Cannot represent tests on two or more objects, restricted to testing attributes of one object. Fully expressive as propositional language, e.g. any Boolean function can be written as a decision tree. For some functions, exponentially large decision trees are required. E.g. decision trees are good for some functions and bad for others.

Question 8

Q

Inducing decision trees from examples

Answer

A

Terminology:
• Example - Specific values for all attributes, plus goal predicate
• Classification - Value of goal predicate of the example
• Positive/negative example - Goal predicate is true/false
• Training set - Complete set of examples

The task of inducing a decision tree from a training set is to find the simplest tree that agrees with the examples. The resulting tree should be more compact and general than the training set itself.

Question 9

Q

Decision trees: Induction algorithm

Answer

A

General idea
Test the most important attribute first, i.e. the one that makes the most difference to the classification.

Example: Patrons? is a good choice for the first attribute, because it allows early decisions. Apply same principle recursively.

Recursive step of induction algorithm
The attribute test splits the tree into smaller decision trees, with fewer examples and one attribute less. Four cases to consider for the smaller trees:
• If some positive and some negative examples, choose best attribute to split them
• If examples are all positive (negative), answer Yes (No)
• If no examples left, return a default value (no example observed for this case)
• If no attributes left, but both positive and negative examples: Problem! (same description, different classifications - noise)
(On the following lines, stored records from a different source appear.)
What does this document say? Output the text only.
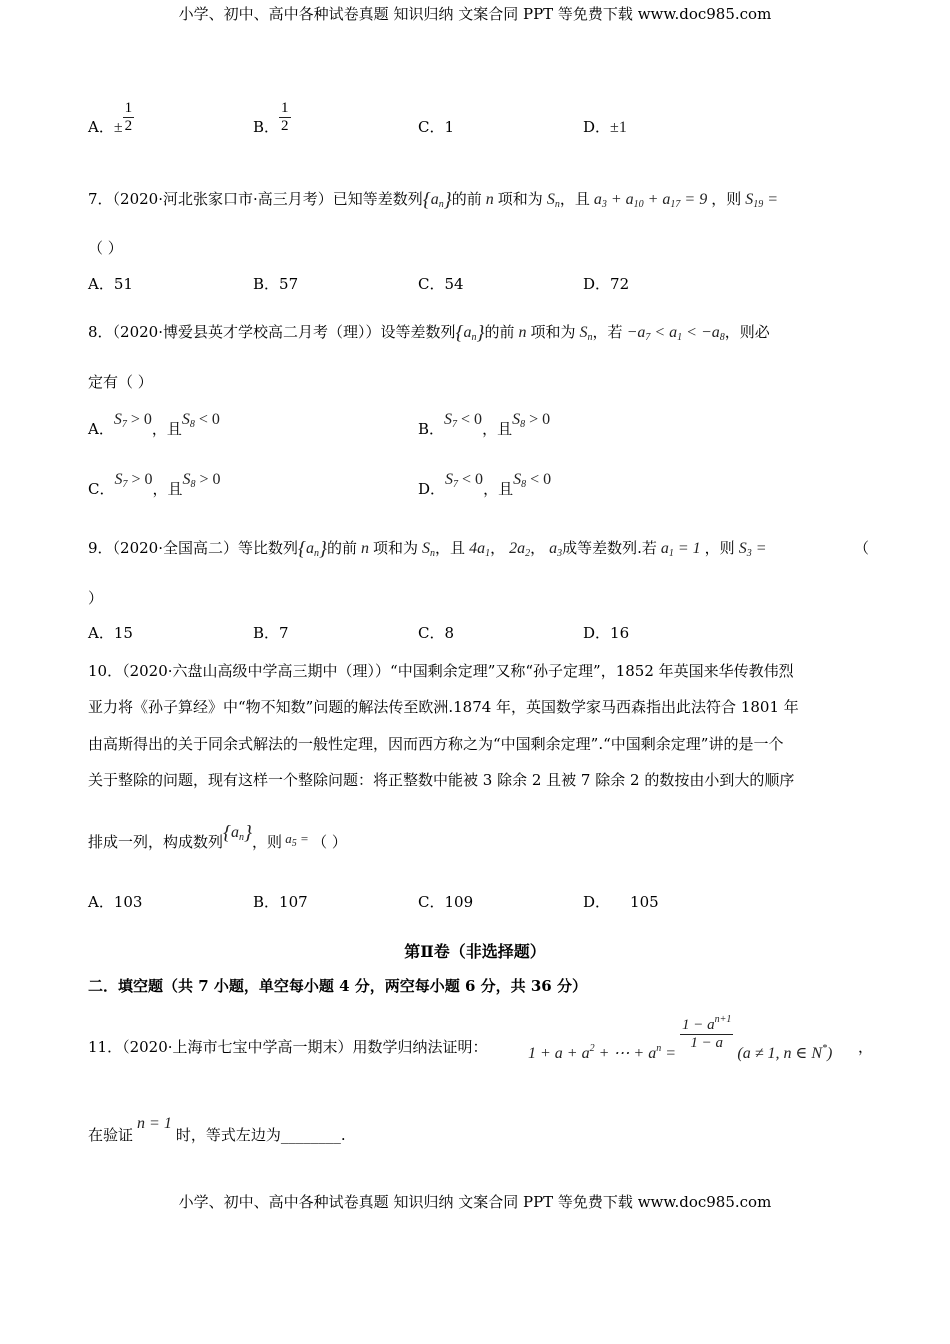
小学、初中、高中各种试卷真题 知识归纳 文案合同 PPT 等免费下载 www.doc985.com
A．± $\frac{1}{2}$	B． $\frac{1}{2}$	C．1	D．±1
7．（2020·河北张家口市·高三月考）已知等差数列$\{a_n\}$的前 n 项和为 $S_n$，且 $a_3 + a_{10} + a_{17} = 9$ ，则 $S_{19}$ =
（ ）
A．51	B．57	C．54	D．72
8．（2020·博爱县英才学校高二月考（理））设等差数列$\{a_n\}$的前 n 项和为 $S_n$，若 $-a_7 < a_1 < -a_8$，则必
定有（ ）
A．$S_7 > 0$，且$S_8 < 0$
B．$S_7 < 0$，且$S_8 > 0$
C．$S_7 > 0$，且$S_8 > 0$
D．$S_7 < 0$，且$S_8 < 0$
9．（2020·全国高二）等比数列$\{a_n\}$的前 n 项和为 $S_n$，且 $4a_1$， $2a_2$， $a_3$成等差数列.若 $a_1 = 1$ ，则 $S_3$ =	（
）
A．15	B．7	C．8	D．16
10．（2020·六盘山高级中学高三期中（理））“中国剩余定理”又称“孙子定理”，1852 年英国来华传教伟烈
亚力将《孙子算经》中“物不知数”问题的解法传至欧洲.1874 年，英国数学家马西森指出此法符合 1801 年
由高斯得出的关于同余式解法的一般性定理，因而西方称之为“中国剩余定理”.“中国剩余定理”讲的是一个
关于整除的问题，现有这样一个整除问题：将正整数中能被 3 除余 2 且被 7 除余 2 的数按由小到大的顺序
排成一列，构成数列$\{a_n\}$，则 $a_5$ = （ ）
A．103	B．107	C．109	D． 105
第Ⅱ卷（非选择题）
二．填空题（共 7 小题，单空每小题 4 分，两空每小题 6 分，共 36 分）
11．（2020·上海市七宝中学高一期末）用数学归纳法证明：	$1 + a + a^2$ + ⋯ + $a^n$ =
$\frac{1 - a^{n+1}}{1 - a}$
(a ≠ 1, n ∈ N*) ，
在验证 n = 1 时，等式左边为________.
小学、初中、高中各种试卷真题 知识归纳 文案合同 PPT 等免费下载 www.doc985.com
[Image: The induced tree is simpler than the original “manual” tree. It captures some regularities that the original creator was unaware of.]

Question 10

Q

Broaden applicability of decision trees

Answer

A

Broaden applicability of decision trees

Missing data: How to handle training samples with partially missing attribute values

Multi/many-valued attributes: How to treat attributes with many possible values

Continuous or integer-valued input attributes: How to branch the decision tree when attribute has a continuous value range

Continuous-valued output attributes: Requires regression tree rather than a decision tree, i.e. output value is a linear function of input variables rather than a point value

Question 11

Q

Assessing learning performance

Answer

A

Collect large set of examples. Divide into two disjoint sets, training set and test set. Use learning algorithm on training set to generate hypothesis h. Measure percentage of examples in test set that are correctly classified by h. Repeat steps above for differently sized training sets.